It was Monday morning and I was on a call with a dozen others who are my peers. Each of us helps the small business owner with their businesses in one way or the other. It was at the end of the call and we were each sharing our websites and going over how to make little improvements here and there. Time was running out and there was just enough time for one more website review, I volunteered. As my site was coming up for all to see suddenly the screen turned a maroon red with an outline of a security officer with his hand stretched out and the words of"don't precede malware danger." There was more but I was too horrified to remember exactly what it said. I was concerned about my website on being destroyed plus humiliated the people on the call visit the site had seen me so vulnerable that I had spent hours.

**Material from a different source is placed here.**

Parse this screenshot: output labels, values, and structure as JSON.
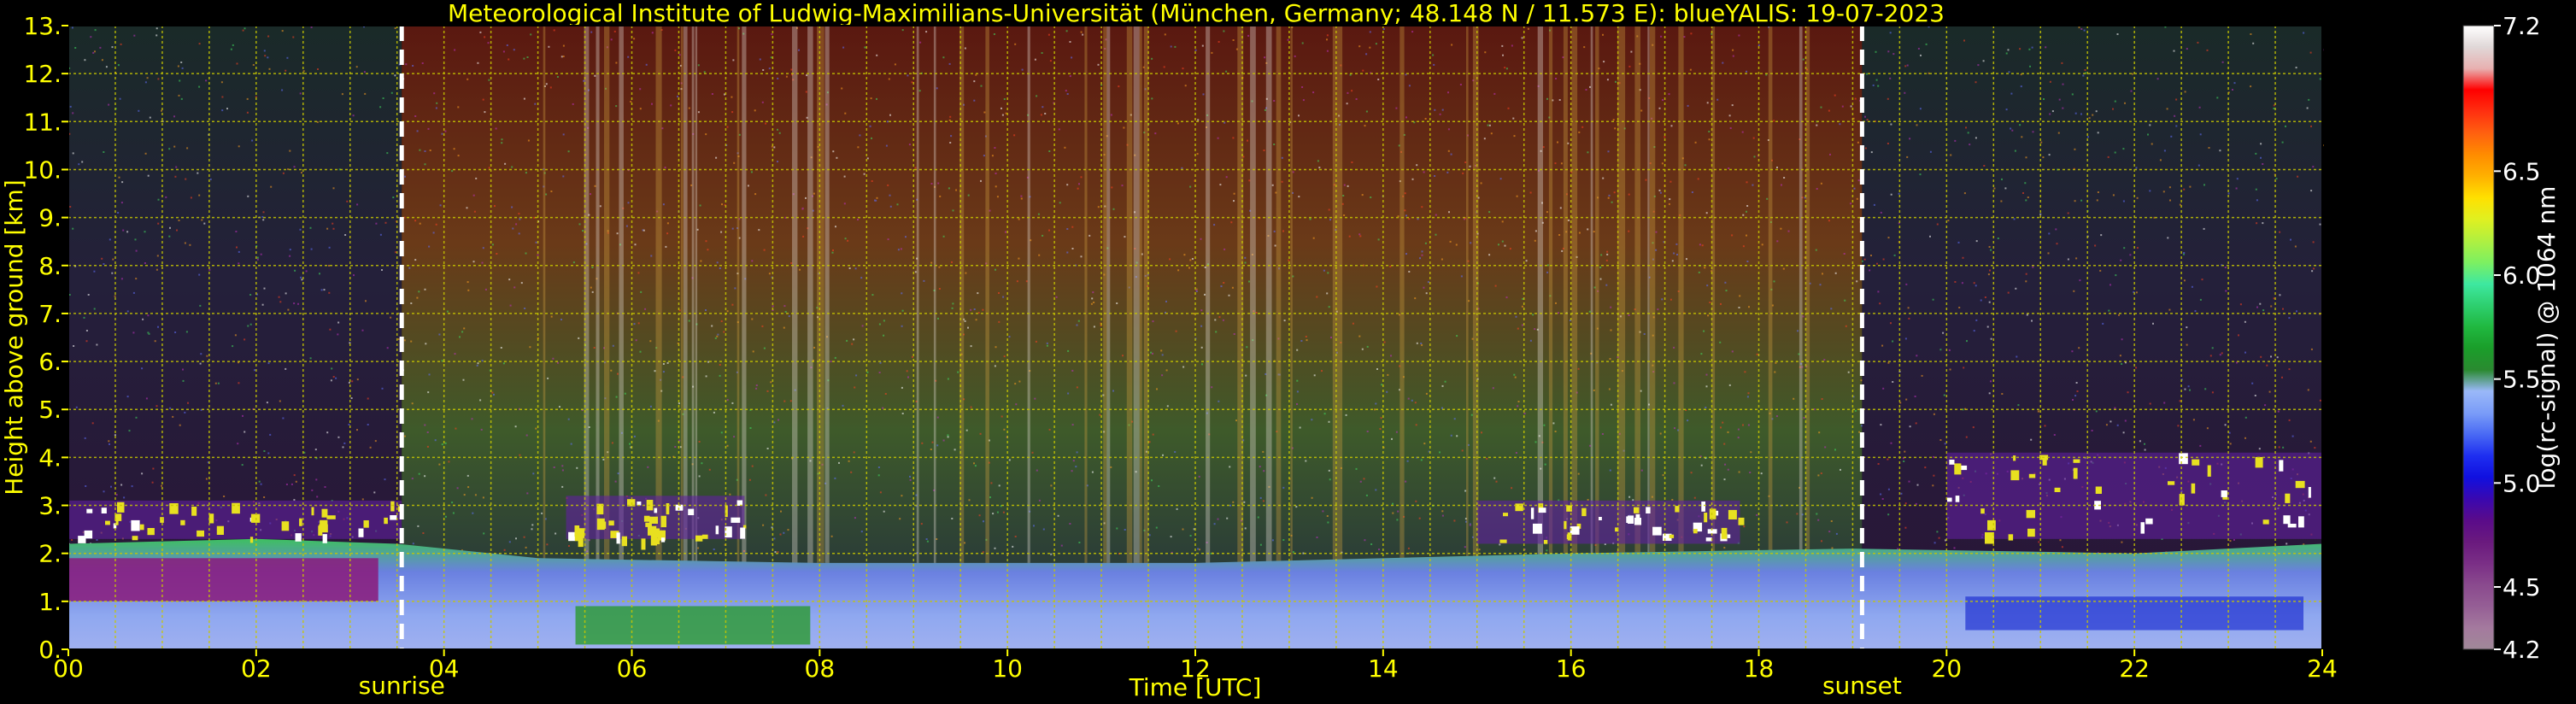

Finally, fix hacked wordpress site will even tell you that there's not any htaccess in the wp-admin/ directory. You can put a.htaccess file if you desire, and you can use it to control access by IP address to the wp-admin directory or address range. Details of how to do that are readily available on the internet.
A simple way would be to use a few tools that are built-in. To begin with, do not allow people run a web host security scan to list the files in your folders and automatically backup your whole web hosting account.
I don't think there is a person out there that after learning just how much of a problem WordPress hacking is that it is a fantastic idea to boost the safety of their blogs. However is that when it comes to securing their blogs, bloggers seem to be stuck in this reactive state.
It's really sexy to fan the flames of fear. That is what bloggers and journalists and politicians and public figures mostly do. It's terrific for readership and it brings money. Balderdash.
Do not use wp_. Web hosting providers are currently removing that default but if yours doesn't, fix wp_ to anything else but that.